Terlibat Korupsi E-KTP, Gerindra Sarankan KPK Cekal Pramono dan Puan

14 views

FAJAR.CO.ID, JAKARTA – Terdakwah kasus korupsi E-KTP Setya Novanto berhasil membuat PDI Perjuangan meradang dengan kesaksiannya di Pengadilan Tipikor, Jakarta Pusat. Dalam kesaksiannya, Setya Novanto mengakui Menteri Pemberdayaan Perempuan, Puan Mahrani dan Sekretaris Negara (Sekneg) Pramono Anung ikut menikmati uang E-KTP.

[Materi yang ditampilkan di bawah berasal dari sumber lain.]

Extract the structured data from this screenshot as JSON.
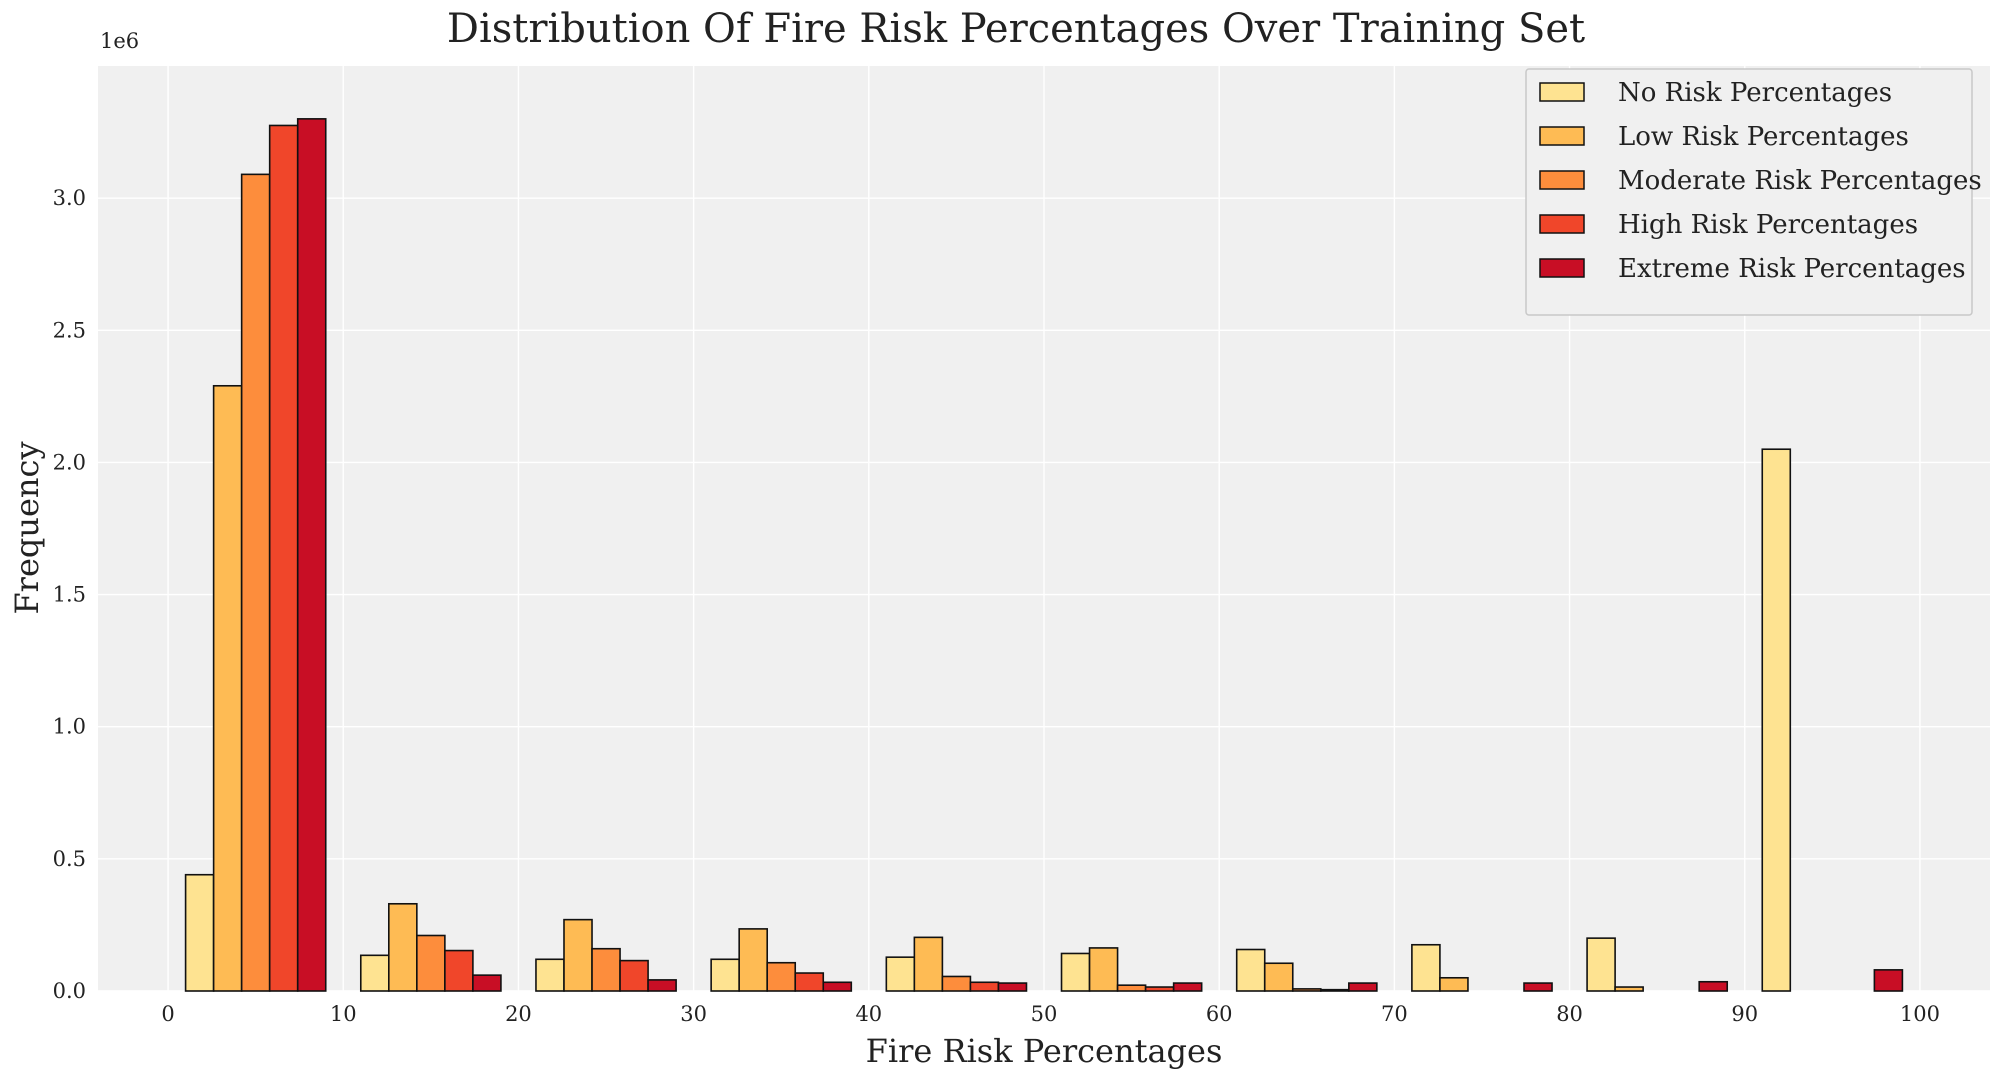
{
  "chart_data": {
    "type": "bar",
    "title": "Distribution Of Fire Risk Percentages Over Training Set",
    "xlabel": "Fire Risk Percentages",
    "ylabel": "Frequency",
    "y_offset_label": "1e6",
    "xlim": [
      -4,
      104
    ],
    "ylim": [
      0,
      3.5
    ],
    "xticks": [
      0,
      10,
      20,
      30,
      40,
      50,
      60,
      70,
      80,
      90,
      100
    ],
    "yticks": [
      0.0,
      0.5,
      1.0,
      1.5,
      2.0,
      2.5,
      3.0
    ],
    "ytick_labels": [
      "0.0",
      "0.5",
      "1.0",
      "1.5",
      "2.0",
      "2.5",
      "3.0"
    ],
    "grid": true,
    "legend_position": "top-right",
    "bin_edges": [
      1,
      11,
      21,
      31,
      41,
      51,
      61,
      71,
      81,
      91
    ],
    "bar_width": 1.6,
    "units": "millions",
    "series": [
      {
        "name": "No Risk Percentages",
        "color": "#fee391",
        "values": [
          0.44,
          0.135,
          0.12,
          0.12,
          0.128,
          0.142,
          0.157,
          0.175,
          0.2,
          2.05
        ]
      },
      {
        "name": "Low Risk Percentages",
        "color": "#febb54",
        "values": [
          2.29,
          0.33,
          0.27,
          0.235,
          0.203,
          0.163,
          0.105,
          0.05,
          0.015,
          0.0
        ]
      },
      {
        "name": "Moderate Risk Percentages",
        "color": "#fd8d3c",
        "values": [
          3.09,
          0.21,
          0.16,
          0.107,
          0.055,
          0.022,
          0.008,
          0.0,
          0.0,
          0.0
        ]
      },
      {
        "name": "High Risk Percentages",
        "color": "#f0462a",
        "values": [
          3.275,
          0.153,
          0.115,
          0.068,
          0.033,
          0.015,
          0.005,
          0.0,
          0.0,
          0.0
        ]
      },
      {
        "name": "Extreme Risk Percentages",
        "color": "#c80e25",
        "values": [
          3.3,
          0.06,
          0.042,
          0.033,
          0.03,
          0.03,
          0.03,
          0.03,
          0.035,
          0.08
        ]
      }
    ]
  }
}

Nyanyian Setya Novanto ini langsung ditanggapi oleh publik dengan berbagai respon. Publik berharap, dengan kesaksian ini Komisi Pemberantasan Korupsi (KPK) bisa menegakan hukum tanpa memandang bulu.

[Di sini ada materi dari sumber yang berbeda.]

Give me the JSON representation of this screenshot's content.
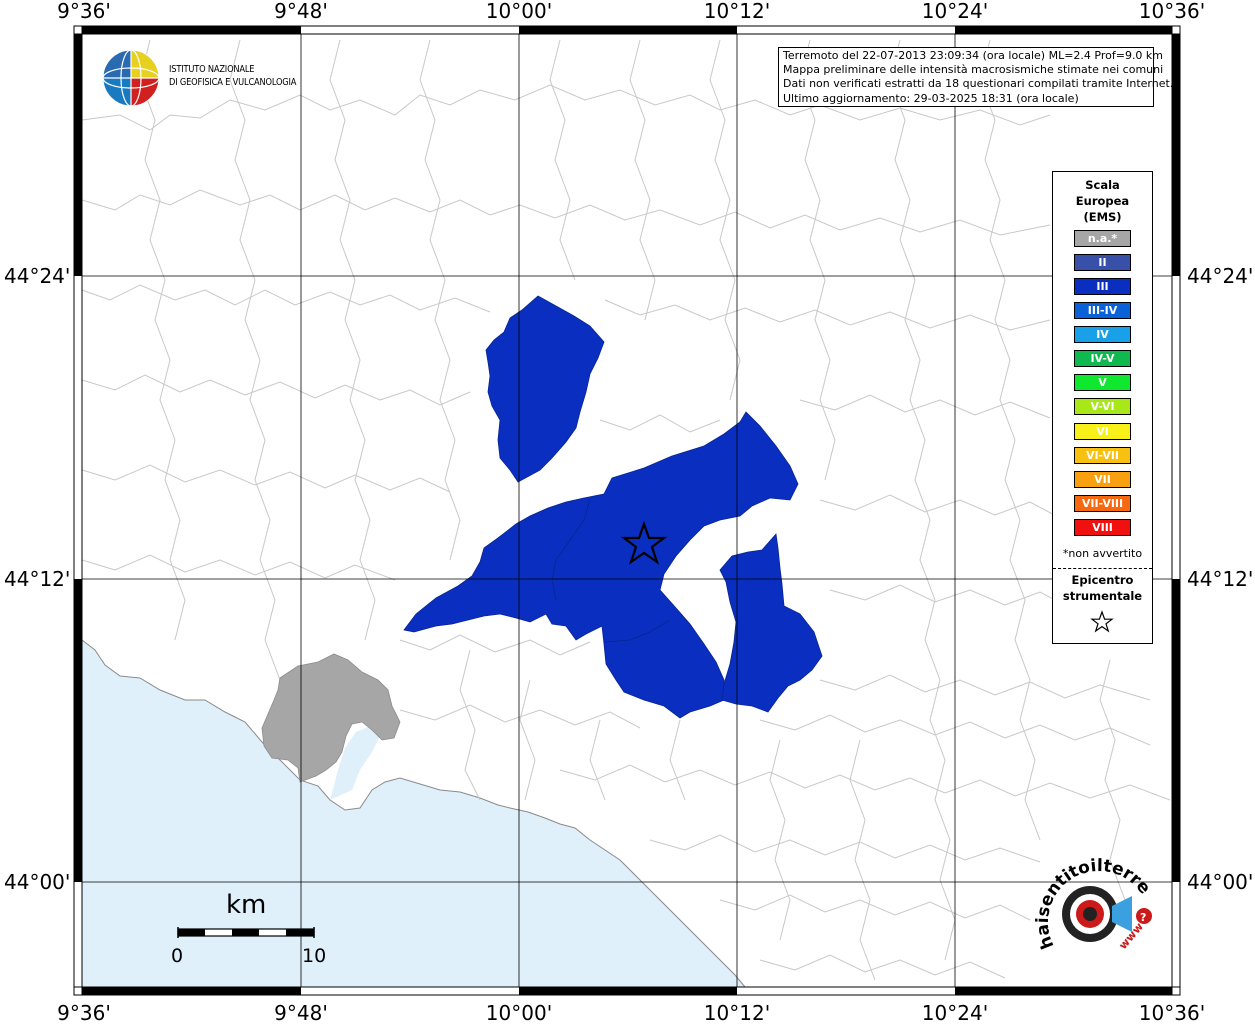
{
  "map": {
    "lon_labels": [
      "9°36'",
      "9°48'",
      "10°00'",
      "10°12'",
      "10°24'",
      "10°36'"
    ],
    "lat_labels": [
      "44°24'",
      "44°12'",
      "44°00'"
    ]
  },
  "header": {
    "logo_line1": "ISTITUTO NAZIONALE",
    "logo_line2": "DI GEOFISICA E VULCANOLOGIA"
  },
  "info": {
    "line1": "Terremoto del 22-07-2013 23:09:34 (ora locale) ML=2.4 Prof=9.0 km",
    "line2": "Mappa preliminare delle intensità macrosismiche stimate nei comuni",
    "line3": "Dati non verificati estratti da 18 questionari compilati tramite Internet.",
    "line4": "Ultimo aggiornamento: 29-03-2025 18:31 (ora locale)"
  },
  "legend": {
    "title_line1": "Scala",
    "title_line2": "Europea",
    "title_line3": "(EMS)",
    "items": [
      {
        "label": "n.a.*",
        "color": "#a6a6a6"
      },
      {
        "label": "II",
        "color": "#3850a8"
      },
      {
        "label": "III",
        "color": "#0a2fc0"
      },
      {
        "label": "III-IV",
        "color": "#0b62d8"
      },
      {
        "label": "IV",
        "color": "#18a0e8"
      },
      {
        "label": "IV-V",
        "color": "#10b850"
      },
      {
        "label": "V",
        "color": "#10e830"
      },
      {
        "label": "V-VI",
        "color": "#a8e818"
      },
      {
        "label": "VI",
        "color": "#f8f018"
      },
      {
        "label": "VI-VII",
        "color": "#f8c010"
      },
      {
        "label": "VII",
        "color": "#f8a010"
      },
      {
        "label": "VII-VIII",
        "color": "#f86810"
      },
      {
        "label": "VIII",
        "color": "#f01010"
      }
    ],
    "note": "*non avvertito",
    "epicenter_line1": "Epicentro",
    "epicenter_line2": "strumentale"
  },
  "scale": {
    "unit": "km",
    "start": "0",
    "end": "10"
  },
  "colors": {
    "sea": "#dff0fb",
    "intensity_III": "#0a2fc0",
    "not_available": "#a6a6a6",
    "boundaries": "#c8c8c8"
  },
  "watermark": {
    "text": "haisentitoilterremoto.it",
    "url": "www"
  }
}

Politisi Partai Gerindra Wenny Warouw meminta agar hukum benar-benar ditegakan dalam kasus korupsi yang merugikan negara triliunan rupiah ini. Bahkan, Warouw mengaku Komisi III siap menanyakan hal ini langsung ke pihak KPK.

“Kita akan perdalam supaya betul-betul hukum ditegakkan, jangan intervensi, jangan pandang bulu, jangan tebang pilih, jangan pilih tebang. Kalau pun ada bukti, Kita akan tanya kepada KPK, kaitan dimana itu semua orang yang disebut,” kata Warouw kepada awak media.

Tak sampai disitu, Warouw menyarankan agar KPK melakukan pencekalan kepada Puan Mahrani dan Pramono Anung, agar tidak bepergian ke luar negeri. Bahkan, Waoruw menyarankan agar Puan dan Pramono Anung dipakai rompi tahanan.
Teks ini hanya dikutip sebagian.